One hundred forty-seven patients had a lacunar and 203 a nonlacunar syndrome. Forty-two (12%) had a lesion visualized by CT that was compatible with a recent infarct but was considered inappropriate for the clinical syndrome: nineteen had a nonlacunar syndrome but a small deep infarct, and 23 had a lacunar syndrome but a territorial infarct. Patients with a nonlacunar syndrome but a small deep infarct were more severely disabled (a modified Rankin scale rating of 5) (odds ratio [OR], 4.31; 95% confidence interval [CI], 1.25 to 14.88) and had a cardioembolic source (OR, 4.07; 95% CI, 1.04 to 15.95), leukoaraiosis (OR, 3.79; 95% CI, 1.32 to 10.05), or asymptomatic infarcts visualized by CT (OR, 4.13; 95% CI, 1.45 to 11.71) compared with 124 patients with a correctly diagnosed small deep infarct. Twelve of 19 patients with a nonlacunar syndrome but a small deep infarct had a lesion in the left hemisphere, and 9 of these 12 had “aphasia.” Patients with a lacunar syndrome but a territorial infarct more often had a cardioembolic source (OR, 4.02; 95% CI, 1.15 to 14.03) and a pure motor syndrome (OR, 4.52; 95% CI, 1.55 to 13.18) than those with lacunar syndrome but a small deep infarct, although 21 (91%) were in the right hemisphere.
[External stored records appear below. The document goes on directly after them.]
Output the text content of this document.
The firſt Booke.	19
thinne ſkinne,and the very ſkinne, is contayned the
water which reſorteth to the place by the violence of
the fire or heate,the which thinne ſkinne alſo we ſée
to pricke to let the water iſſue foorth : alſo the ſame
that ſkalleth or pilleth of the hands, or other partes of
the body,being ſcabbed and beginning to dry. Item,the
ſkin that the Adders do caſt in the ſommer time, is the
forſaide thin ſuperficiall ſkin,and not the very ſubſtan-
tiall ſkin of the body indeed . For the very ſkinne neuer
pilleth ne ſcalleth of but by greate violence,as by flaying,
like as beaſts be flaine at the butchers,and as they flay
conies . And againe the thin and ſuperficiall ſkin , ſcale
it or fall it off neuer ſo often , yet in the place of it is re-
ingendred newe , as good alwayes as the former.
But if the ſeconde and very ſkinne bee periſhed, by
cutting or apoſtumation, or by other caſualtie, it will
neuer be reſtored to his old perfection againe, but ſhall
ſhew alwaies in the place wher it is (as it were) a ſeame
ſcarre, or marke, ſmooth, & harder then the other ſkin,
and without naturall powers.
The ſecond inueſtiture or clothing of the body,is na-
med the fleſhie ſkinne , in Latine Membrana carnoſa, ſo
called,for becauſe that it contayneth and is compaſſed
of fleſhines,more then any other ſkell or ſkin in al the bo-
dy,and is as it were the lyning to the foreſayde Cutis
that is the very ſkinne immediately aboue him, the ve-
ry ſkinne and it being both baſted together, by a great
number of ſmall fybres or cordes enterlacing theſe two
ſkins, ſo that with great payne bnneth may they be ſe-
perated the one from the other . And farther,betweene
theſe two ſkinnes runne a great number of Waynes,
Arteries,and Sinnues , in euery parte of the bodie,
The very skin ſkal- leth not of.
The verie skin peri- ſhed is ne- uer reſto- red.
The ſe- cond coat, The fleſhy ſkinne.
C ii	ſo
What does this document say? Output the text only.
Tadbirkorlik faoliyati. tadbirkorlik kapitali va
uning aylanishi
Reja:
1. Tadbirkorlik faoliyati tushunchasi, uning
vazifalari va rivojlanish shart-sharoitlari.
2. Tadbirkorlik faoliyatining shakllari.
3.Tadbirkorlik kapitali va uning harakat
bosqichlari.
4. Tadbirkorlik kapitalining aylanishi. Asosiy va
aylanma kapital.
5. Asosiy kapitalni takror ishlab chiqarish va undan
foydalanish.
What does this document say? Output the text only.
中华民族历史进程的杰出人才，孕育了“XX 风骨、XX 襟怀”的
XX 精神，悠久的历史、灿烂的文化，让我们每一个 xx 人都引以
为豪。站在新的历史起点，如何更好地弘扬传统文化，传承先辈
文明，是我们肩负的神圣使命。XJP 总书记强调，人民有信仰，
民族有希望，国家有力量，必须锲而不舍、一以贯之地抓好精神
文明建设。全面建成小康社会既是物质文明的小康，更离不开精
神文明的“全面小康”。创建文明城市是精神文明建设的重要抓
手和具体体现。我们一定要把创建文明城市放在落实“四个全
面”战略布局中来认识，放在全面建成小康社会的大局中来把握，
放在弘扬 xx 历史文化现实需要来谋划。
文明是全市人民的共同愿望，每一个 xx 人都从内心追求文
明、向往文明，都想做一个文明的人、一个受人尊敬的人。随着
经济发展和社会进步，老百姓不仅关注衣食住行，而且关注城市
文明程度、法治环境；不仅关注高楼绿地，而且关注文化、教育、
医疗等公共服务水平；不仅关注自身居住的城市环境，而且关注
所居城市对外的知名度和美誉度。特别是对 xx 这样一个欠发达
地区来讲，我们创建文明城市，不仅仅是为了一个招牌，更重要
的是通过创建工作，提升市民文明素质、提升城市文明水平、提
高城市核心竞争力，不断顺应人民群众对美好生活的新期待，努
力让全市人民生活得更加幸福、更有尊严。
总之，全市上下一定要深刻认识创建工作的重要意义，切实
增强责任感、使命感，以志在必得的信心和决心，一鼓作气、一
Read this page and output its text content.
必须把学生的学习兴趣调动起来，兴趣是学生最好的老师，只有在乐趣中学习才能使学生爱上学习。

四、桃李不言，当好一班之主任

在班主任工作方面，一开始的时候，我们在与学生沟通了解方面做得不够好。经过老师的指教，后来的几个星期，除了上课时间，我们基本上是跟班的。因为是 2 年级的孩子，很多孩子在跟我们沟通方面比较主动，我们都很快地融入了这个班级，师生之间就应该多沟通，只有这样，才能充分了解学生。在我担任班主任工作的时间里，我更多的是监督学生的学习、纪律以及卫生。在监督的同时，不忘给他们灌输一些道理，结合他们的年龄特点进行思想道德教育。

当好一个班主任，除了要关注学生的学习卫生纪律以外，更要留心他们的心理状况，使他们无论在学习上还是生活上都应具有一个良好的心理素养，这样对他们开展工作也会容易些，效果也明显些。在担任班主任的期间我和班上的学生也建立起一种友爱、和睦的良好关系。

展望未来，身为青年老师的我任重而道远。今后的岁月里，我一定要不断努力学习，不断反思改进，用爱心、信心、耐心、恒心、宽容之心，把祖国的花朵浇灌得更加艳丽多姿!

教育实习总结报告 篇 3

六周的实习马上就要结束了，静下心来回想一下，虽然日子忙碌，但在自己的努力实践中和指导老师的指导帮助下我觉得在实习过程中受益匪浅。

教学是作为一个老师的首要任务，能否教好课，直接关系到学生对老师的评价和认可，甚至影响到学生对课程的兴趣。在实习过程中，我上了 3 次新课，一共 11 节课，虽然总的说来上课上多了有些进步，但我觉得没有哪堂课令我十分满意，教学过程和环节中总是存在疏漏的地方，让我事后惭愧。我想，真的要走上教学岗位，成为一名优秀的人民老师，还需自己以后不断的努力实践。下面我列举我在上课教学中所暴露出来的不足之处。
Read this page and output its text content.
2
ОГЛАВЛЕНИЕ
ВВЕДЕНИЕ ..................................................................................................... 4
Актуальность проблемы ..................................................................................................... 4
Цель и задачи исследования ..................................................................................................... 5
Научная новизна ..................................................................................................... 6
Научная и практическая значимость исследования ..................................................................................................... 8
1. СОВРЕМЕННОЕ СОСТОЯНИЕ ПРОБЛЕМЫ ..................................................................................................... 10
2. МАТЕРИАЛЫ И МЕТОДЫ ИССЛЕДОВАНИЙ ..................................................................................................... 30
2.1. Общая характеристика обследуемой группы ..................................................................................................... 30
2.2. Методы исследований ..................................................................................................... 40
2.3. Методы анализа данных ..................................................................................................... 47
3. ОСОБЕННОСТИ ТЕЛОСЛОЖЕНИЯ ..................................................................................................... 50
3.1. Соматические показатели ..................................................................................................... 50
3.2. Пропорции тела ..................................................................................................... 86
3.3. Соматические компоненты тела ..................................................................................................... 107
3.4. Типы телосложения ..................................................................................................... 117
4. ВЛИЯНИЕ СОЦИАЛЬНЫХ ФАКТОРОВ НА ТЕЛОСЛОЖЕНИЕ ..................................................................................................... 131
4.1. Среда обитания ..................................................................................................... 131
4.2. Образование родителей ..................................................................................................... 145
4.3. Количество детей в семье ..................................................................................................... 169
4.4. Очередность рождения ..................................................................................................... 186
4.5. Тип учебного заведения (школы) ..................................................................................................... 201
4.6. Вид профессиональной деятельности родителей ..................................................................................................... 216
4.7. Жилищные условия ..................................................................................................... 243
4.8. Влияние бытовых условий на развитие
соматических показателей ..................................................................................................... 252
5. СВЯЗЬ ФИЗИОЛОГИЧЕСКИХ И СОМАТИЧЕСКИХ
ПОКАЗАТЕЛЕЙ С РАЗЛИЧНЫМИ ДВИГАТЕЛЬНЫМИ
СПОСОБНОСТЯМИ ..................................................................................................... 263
Of the first 103 patients with lacunar stroke diagnosed by two of the study neurologists, 5 had an inappropriate lesion compared with 14 of the later 40 diagnosed by colleagues without a specific interest in cerebrovascular diseases (OR, 0.09; 95% CI, 0.03 to 0.26).

Conclusions

(1) Diagnosis of lacunar syndromes should not be influenced by deficit severity or the presence of a potential cardiac source of embolism. (2) Speech disorders should carefully be classified. (3) Routine tests of nondominant higher functions may be inadequate. (4) Doctors interested in cerebrovascular neurology have a lower failure rate in differentiating small deep infarcts from territorial infarcts than those less well-trained or interested in neurology. (5) Among the lacunar syndromes, pure motor syndrome may be the least specific predictor of a small deep infarct.